Rob Walker teases out much of what’s wrong with Pandora in the New York Times Magazine < http://bit.ly/hdUhV > (including, as I discovered a few months ago, the astonishing absence of Fela Kuti).
What struck me from the beginning, when Pandora made its debut in 2005, was that they picked the wrong metaphor. Music Genome Project makes a promise on which it can’t deliver. At least not yet.
The genome is what shows us how much humans are more or less the same as Fleischmann’s yeast, even though you’d never know it by looking at us.
By extension, cracking the music genome would explain why some people are drawn both to Beethoven and to Norah Jones. It would reveal the ways in which apparently different musical phenotypes disguise surprising similarities under the surface.
If you tell Pandora you like Bill Evans, you don’t find yourself eventually listening to Javanese gamelan. Instead, you are treated to yet more white jazz guys from the 1950s and 60s: Dave Brubeck, Gerry Mulligan. Here, the surface similarities disguise a fundamental difference in approach. The Brubeck and Mulligan tracks served up by Pandora are usually active and uptempo – and they punch a hole in the quiet introspection I seek in Bill Evans.
The new media landscape offers much to love, but Pandora represents a step backward. Those of us who grew up listening to FM radio looked to the DJs to expose us to things we never knew existed.

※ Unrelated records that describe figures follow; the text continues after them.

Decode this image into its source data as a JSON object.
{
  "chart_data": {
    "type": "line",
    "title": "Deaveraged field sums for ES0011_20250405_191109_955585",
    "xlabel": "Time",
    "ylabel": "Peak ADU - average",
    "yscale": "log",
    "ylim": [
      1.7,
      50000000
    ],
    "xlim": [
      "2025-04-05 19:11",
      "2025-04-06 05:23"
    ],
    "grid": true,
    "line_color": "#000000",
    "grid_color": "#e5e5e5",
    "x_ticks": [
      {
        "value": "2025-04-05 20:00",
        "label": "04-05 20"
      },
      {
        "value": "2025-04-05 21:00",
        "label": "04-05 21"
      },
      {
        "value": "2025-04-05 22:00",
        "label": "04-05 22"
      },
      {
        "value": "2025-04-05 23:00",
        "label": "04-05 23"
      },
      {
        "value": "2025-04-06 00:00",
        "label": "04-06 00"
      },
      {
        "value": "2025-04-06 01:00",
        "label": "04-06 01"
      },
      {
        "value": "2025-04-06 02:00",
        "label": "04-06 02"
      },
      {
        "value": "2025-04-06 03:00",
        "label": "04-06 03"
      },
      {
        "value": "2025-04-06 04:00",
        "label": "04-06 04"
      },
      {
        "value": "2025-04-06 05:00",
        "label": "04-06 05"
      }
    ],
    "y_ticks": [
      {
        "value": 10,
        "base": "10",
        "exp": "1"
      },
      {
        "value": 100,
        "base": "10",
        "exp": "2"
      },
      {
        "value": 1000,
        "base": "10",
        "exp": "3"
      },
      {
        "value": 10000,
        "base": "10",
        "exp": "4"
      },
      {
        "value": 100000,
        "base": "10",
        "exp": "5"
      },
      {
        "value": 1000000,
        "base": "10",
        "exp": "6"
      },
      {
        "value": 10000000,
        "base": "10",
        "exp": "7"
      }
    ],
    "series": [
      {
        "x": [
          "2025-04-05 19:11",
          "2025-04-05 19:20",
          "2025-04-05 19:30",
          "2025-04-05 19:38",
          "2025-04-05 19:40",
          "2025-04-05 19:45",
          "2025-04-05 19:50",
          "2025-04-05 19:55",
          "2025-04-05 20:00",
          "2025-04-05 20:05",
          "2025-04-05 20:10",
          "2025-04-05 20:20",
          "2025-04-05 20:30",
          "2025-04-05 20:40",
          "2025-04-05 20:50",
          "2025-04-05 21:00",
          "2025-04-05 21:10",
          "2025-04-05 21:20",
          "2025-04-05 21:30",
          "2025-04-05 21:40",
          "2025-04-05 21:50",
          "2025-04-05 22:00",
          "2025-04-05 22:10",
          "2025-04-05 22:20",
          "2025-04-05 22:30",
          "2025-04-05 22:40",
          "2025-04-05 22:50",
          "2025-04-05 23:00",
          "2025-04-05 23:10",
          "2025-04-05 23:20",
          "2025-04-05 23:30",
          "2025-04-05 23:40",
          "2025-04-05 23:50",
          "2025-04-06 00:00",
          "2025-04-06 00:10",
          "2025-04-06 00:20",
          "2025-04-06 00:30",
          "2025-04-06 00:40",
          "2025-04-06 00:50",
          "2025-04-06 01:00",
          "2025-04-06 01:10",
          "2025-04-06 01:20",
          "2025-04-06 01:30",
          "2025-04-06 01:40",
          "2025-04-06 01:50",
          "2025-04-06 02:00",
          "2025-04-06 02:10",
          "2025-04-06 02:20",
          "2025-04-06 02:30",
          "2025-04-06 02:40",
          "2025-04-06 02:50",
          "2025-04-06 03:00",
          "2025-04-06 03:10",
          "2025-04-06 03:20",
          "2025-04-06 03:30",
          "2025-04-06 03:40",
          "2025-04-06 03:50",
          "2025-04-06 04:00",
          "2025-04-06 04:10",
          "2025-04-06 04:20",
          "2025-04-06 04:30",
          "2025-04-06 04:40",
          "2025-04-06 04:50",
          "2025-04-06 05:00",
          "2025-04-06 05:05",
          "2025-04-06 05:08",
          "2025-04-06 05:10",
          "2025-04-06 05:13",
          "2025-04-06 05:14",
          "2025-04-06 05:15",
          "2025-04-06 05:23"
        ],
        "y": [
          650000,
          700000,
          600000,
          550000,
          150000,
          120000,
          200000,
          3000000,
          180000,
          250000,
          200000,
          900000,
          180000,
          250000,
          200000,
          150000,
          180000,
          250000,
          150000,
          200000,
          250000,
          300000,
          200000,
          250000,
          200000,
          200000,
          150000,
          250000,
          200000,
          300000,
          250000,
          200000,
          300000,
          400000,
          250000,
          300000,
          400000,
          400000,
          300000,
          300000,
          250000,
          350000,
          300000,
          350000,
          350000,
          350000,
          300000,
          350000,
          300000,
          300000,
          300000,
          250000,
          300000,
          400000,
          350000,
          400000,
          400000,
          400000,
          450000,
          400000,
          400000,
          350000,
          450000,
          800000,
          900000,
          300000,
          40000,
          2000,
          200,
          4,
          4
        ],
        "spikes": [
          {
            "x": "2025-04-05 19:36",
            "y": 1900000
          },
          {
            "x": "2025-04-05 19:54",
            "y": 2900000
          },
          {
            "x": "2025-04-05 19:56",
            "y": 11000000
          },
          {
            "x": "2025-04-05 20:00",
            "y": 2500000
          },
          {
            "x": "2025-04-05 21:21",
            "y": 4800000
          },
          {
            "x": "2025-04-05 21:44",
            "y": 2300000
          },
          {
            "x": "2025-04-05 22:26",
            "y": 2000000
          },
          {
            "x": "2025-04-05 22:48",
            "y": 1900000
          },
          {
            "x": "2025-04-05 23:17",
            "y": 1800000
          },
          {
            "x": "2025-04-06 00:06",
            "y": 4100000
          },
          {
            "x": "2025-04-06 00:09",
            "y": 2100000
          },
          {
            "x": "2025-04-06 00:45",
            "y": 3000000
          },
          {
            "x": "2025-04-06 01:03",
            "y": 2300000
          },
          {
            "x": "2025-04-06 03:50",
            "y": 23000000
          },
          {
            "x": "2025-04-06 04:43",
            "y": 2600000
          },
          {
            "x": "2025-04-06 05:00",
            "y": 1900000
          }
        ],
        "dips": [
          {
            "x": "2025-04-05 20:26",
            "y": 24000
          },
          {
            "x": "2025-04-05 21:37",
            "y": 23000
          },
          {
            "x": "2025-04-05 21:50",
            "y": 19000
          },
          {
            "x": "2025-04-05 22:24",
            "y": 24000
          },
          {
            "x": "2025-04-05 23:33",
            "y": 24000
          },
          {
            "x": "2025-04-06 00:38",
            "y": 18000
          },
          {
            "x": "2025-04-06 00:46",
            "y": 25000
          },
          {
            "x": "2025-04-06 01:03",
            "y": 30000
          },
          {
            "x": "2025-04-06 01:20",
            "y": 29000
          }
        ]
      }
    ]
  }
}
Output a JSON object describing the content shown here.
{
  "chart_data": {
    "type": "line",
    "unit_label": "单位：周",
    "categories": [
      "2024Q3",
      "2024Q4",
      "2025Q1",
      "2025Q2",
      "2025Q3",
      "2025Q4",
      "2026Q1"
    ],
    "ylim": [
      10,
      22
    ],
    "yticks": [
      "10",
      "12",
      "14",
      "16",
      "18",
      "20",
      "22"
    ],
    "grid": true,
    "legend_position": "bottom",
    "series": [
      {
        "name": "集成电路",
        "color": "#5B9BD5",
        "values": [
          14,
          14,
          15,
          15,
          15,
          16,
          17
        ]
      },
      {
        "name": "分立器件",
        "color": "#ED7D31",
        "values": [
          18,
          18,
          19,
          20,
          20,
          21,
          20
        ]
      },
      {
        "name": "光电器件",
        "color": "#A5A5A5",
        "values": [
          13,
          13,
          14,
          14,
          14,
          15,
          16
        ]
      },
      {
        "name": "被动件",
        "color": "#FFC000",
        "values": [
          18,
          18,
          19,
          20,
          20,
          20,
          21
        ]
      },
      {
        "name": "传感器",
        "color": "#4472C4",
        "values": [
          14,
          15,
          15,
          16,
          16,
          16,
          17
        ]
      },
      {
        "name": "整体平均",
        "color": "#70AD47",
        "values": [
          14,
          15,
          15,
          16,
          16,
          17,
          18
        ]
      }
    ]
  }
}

The Internet makes it too easy to block out things you think you don’t like. There: I discovered a genomic link between Pandora and Fox News.
I keep looking online for a new generation of curators willing to shape the public’s taste because they have confidence in their own. Where are those people?





Are those people on internet radio? Which doesn't make it any easier to find them.
That's a great article. But "makes a promise on which it can't deliver"??? why not "promises what it can't deliver"?
simplify, simplify, …
try Dublab, an LA-based collective. They have a lot of great DJs, tastemakers, etc. I've found lots of offbeat stuff there, old and new, plus live performances of new bands.
My favorite djs are Chico Sonido, Kutmah and Frosty. http://dublab.com/labrats
How ironic. I've largely ignored Pandora until tonight just before I wandered over to your blog. I had listened to the White Stripe's "Apple Blossom" on my iPod and was too lazy to play DJ, so I let Pandora take over. I agree with you, the selections don't inspire me like the best college radio. I was hoping for some raunchy '30s blues but instead got Frank Black and The Auteurs. Rob Walker did a good job deconstructing it.